I have no idea if this is true or not, but if true that's pretty bad.
Posted on 9/6/23 at 10:30 am to GeauxTigerTM
quote:Didnt the Apple precedent kinda change this for Liberty
Liberty wasn't required to open it, either legally or in reality. It was just easier if they did.
Posted on 9/6/23 at 10:33 am to DisplacedBuckeye
quote:
They got into the phone without Apple's help.
Sooooooo...the point here is because Apple caved then we should expect all companies too?

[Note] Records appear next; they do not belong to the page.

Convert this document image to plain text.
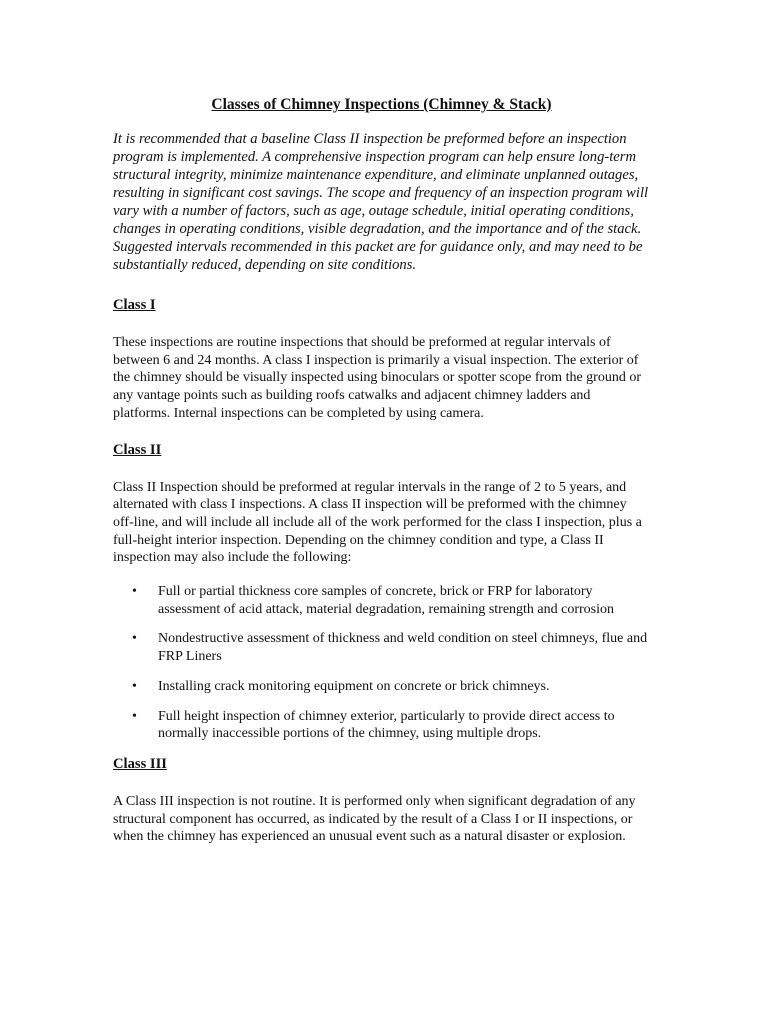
Classes of Chimney Inspections (Chimney & Stack)

It is recommended that a baseline Class II inspection be preformed before an inspection program is implemented. A comprehensive inspection program can help ensure long-term structural integrity, minimize maintenance expenditure, and eliminate unplanned outages, resulting in significant cost savings. The scope and frequency of an inspection program will vary with a number of factors, such as age, outage schedule, initial operating conditions, changes in operating conditions, visible degradation, and the importance and of the stack. Suggested intervals recommended in this packet are for guidance only, and may need to be substantially reduced, depending on site conditions.

Class I

These inspections are routine inspections that should be preformed at regular intervals of between 6 and 24 months. A class I inspection is primarily a visual inspection. The exterior of the chimney should be visually inspected using binoculars or spotter scope from the ground or any vantage points such as building roofs catwalks and adjacent chimney ladders and platforms. Internal inspections can be completed by using camera.

Class II

Class II Inspection should be preformed at regular intervals in the range of 2 to 5 years, and alternated with class I inspections. A class II inspection will be preformed with the chimney off-line, and will include all include all of the work performed for the class I inspection, plus a full-height interior inspection. Depending on the chimney condition and type, a Class II inspection may also include the following:

• Full or partial thickness core samples of concrete, brick or FRP for laboratory assessment of acid attack, material degradation, remaining strength and corrosion
• Nondestructive assessment of thickness and weld condition on steel chimneys, flue and FRP Liners
• Installing crack monitoring equipment on concrete or brick chimneys.
• Full height inspection of chimney exterior, particularly to provide direct access to normally inaccessible portions of the chimney, using multiple drops.
Class III

A Class III inspection is not routine. It is performed only when significant degradation of any structural component has occurred, as indicated by the result of a Class I or II inspections, or when the chimney has experienced an unusual event such as a natural disaster or explosion.
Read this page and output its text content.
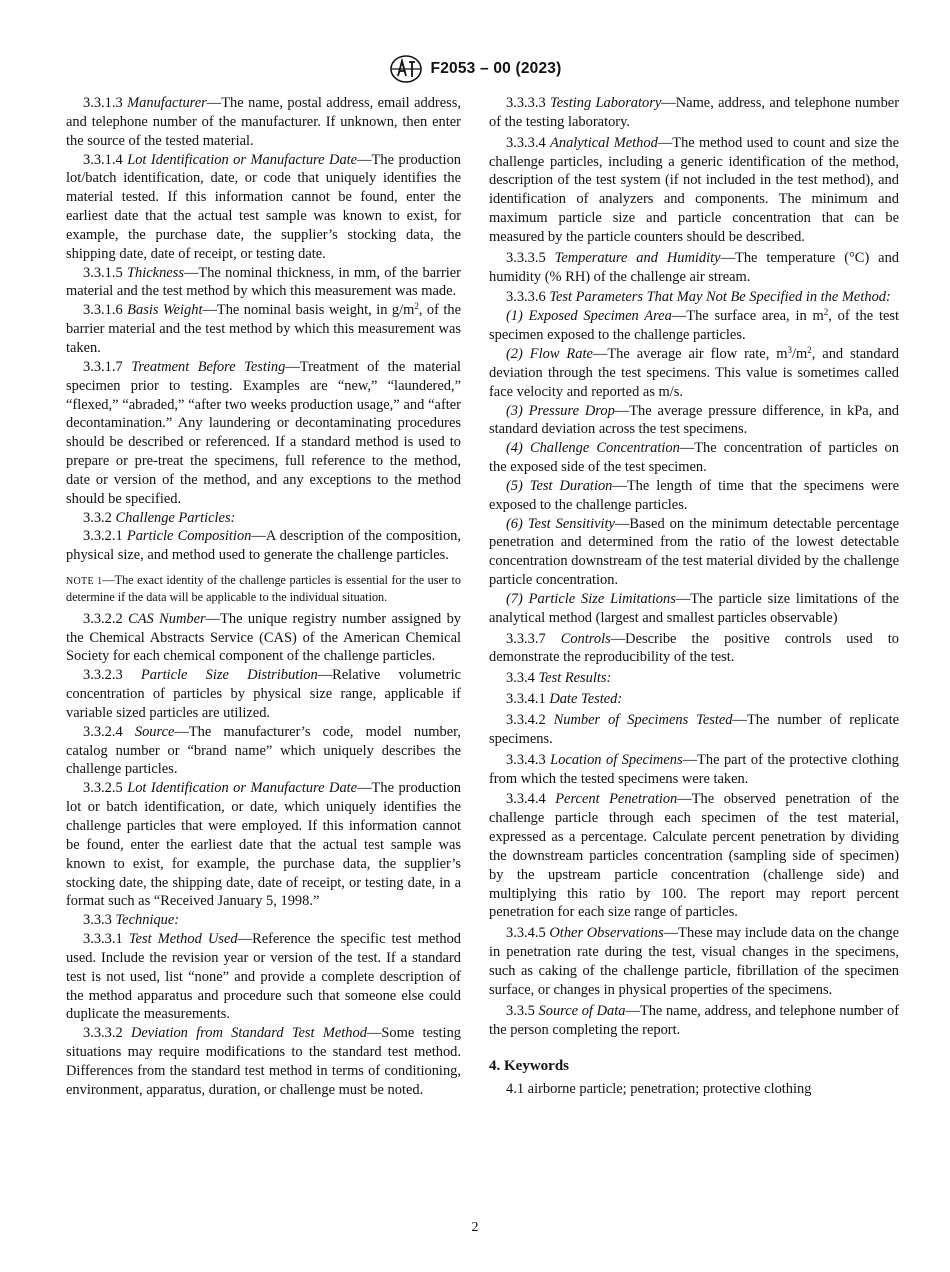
F2053 – 00 (2023)

3.3.1.3 Manufacturer—The name, postal address, email address, and telephone number of the manufacturer. If unknown, then enter the source of the tested material.

3.3.1.4 Lot Identification or Manufacture Date—The production lot/batch identification, date, or code that uniquely identifies the material tested. If this information cannot be found, enter the earliest date that the actual test sample was known to exist, for example, the purchase date, the supplier’s stocking data, the shipping date, date of receipt, or testing date.

3.3.1.5 Thickness—The nominal thickness, in mm, of the barrier material and the test method by which this measurement was made.

3.3.1.6 Basis Weight—The nominal basis weight, in $g/m^2$, of the barrier material and the test method by which this measurement was taken.

3.3.1.7 Treatment Before Testing—Treatment of the material specimen prior to testing. Examples are “new,” “laundered,” “flexed,” “abraded,” “after two weeks production usage,” and “after decontamination.” Any laundering or decontaminating procedures should be described or referenced. If a standard method is used to prepare or pre-treat the specimens, full reference to the method, date or version of the method, and any exceptions to the method should be specified.

3.3.2 Challenge Particles:

3.3.2.1 Particle Composition—A description of the composition, physical size, and method used to generate the challenge particles.

NOTE 1—The exact identity of the challenge particles is essential for the user to determine if the data will be applicable to the individual situation.

3.3.2.2 CAS Number—The unique registry number assigned by the Chemical Abstracts Service (CAS) of the American Chemical Society for each chemical component of the challenge particles.

3.3.2.3 Particle Size Distribution—Relative volumetric concentration of particles by physical size range, applicable if variable sized particles are utilized.

3.3.2.4 Source—The manufacturer’s code, model number, catalog number or “brand name” which uniquely describes the challenge particles.

3.3.2.5 Lot Identification or Manufacture Date—The production lot or batch identification, or date, which uniquely identifies the challenge particles that were employed. If this information cannot be found, enter the earliest date that the actual test sample was known to exist, for example, the purchase data, the supplier’s stocking date, the shipping date, date of receipt, or testing date, in a format such as “Received January 5, 1998.”

3.3.3 Technique:

3.3.3.1 Test Method Used—Reference the specific test method used. Include the revision year or version of the test. If a standard test is not used, list “none” and provide a complete description of the method apparatus and procedure such that someone else could duplicate the measurements.

3.3.3.2 Deviation from Standard Test Method—Some testing situations may require modifications to the standard test method. Differences from the standard test method in terms of conditioning, environment, apparatus, duration, or challenge must be noted.

3.3.3.3 Testing Laboratory—Name, address, and telephone number of the testing laboratory.

3.3.3.4 Analytical Method—The method used to count and size the challenge particles, including a generic identification of the method, description of the test system (if not included in the test method), and identification of analyzers and components. The minimum and maximum particle size and particle concentration that can be measured by the particle counters should be described.

3.3.3.5 Temperature and Humidity—The temperature (°C) and humidity (% RH) of the challenge air stream.

3.3.3.6 Test Parameters That May Not Be Specified in the Method:

(1) Exposed Specimen Area—The surface area, in $m^2$, of the test specimen exposed to the challenge particles.

(2) Flow Rate—The average air flow rate, $m^3/m^2$, and standard deviation through the test specimens. This value is sometimes called face velocity and reported as m/s.

(3) Pressure Drop—The average pressure difference, in kPa, and standard deviation across the test specimens.

(4) Challenge Concentration—The concentration of particles on the exposed side of the test specimen.

(5) Test Duration—The length of time that the specimens were exposed to the challenge particles.

(6) Test Sensitivity—Based on the minimum detectable percentage penetration and determined from the ratio of the lowest detectable concentration downstream of the test material divided by the challenge particle concentration.

(7) Particle Size Limitations—The particle size limitations of the analytical method (largest and smallest particles observable)

3.3.3.7 Controls—Describe the positive controls used to demonstrate the reproducibility of the test.

3.3.4 Test Results:

3.3.4.1 Date Tested:

3.3.4.2 Number of Specimens Tested—The number of replicate specimens.

3.3.4.3 Location of Specimens—The part of the protective clothing from which the tested specimens were taken.

3.3.4.4 Percent Penetration—The observed penetration of the challenge particle through each specimen of the test material, expressed as a percentage. Calculate percent penetration by dividing the downstream particles concentration (sampling side of specimen) by the upstream particle concentration (challenge side) and multiplying this ratio by 100. The report may report percent penetration for each size range of particles.

3.3.4.5 Other Observations—These may include data on the change in penetration rate during the test, visual changes in the specimens, such as caking of the challenge particle, fibrillation of the specimen surface, or changes in physical properties of the specimens.

3.3.5 Source of Data—The name, address, and telephone number of the person completing the report.

4. Keywords

4.1 airborne particle; penetration; protective clothing

2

What I see there is another example of why a company clearly isn't needed to get into these things. I'd assume the iPhone was more difficult to get into than the safe would be.
I get why the FBI went to Liberty. It was easier than devoting effort to opening it themselves. What I don't get is why Liberty went along, since there were clearly ways to get this done without this.
Posted on 9/6/23 at 10:33 am to GeauxTigerTM
quote:
I have no idea if this is true or not, but if true that's pretty bad.
Someone said so on X, of course it's true.
Looks like Liberty has now restricted replies. Smooth.
Posted on 9/6/23 at 10:34 am to GeauxTigerTM
quote:
Sooooooo...the point here is because Apple caved then we should expect all companies too?
Apple didn't cave. Did you read anything I posted?
Posted on 9/6/23 at 10:34 am to tigerfoot
quote:
Didnt the Apple precedent kinda change this for Liberty
Dunno...and I'd think not if Buckeye is correct and they cracked it without Apple's help, right?
Posted on 9/6/23 at 10:35 am to HubbaBubba
Lesson: don’t use electronic locks. Use old style combination locks and have them changed from the factory so the manufacturer isn’t able to provide the info.
Posted on 9/6/23 at 10:36 am to DisplacedBuckeye
quote:
Did you read anything I posted?
Yeah, sorry I did. I'm doing three things at once right now!
The rest of that post addresses your point though, does it not?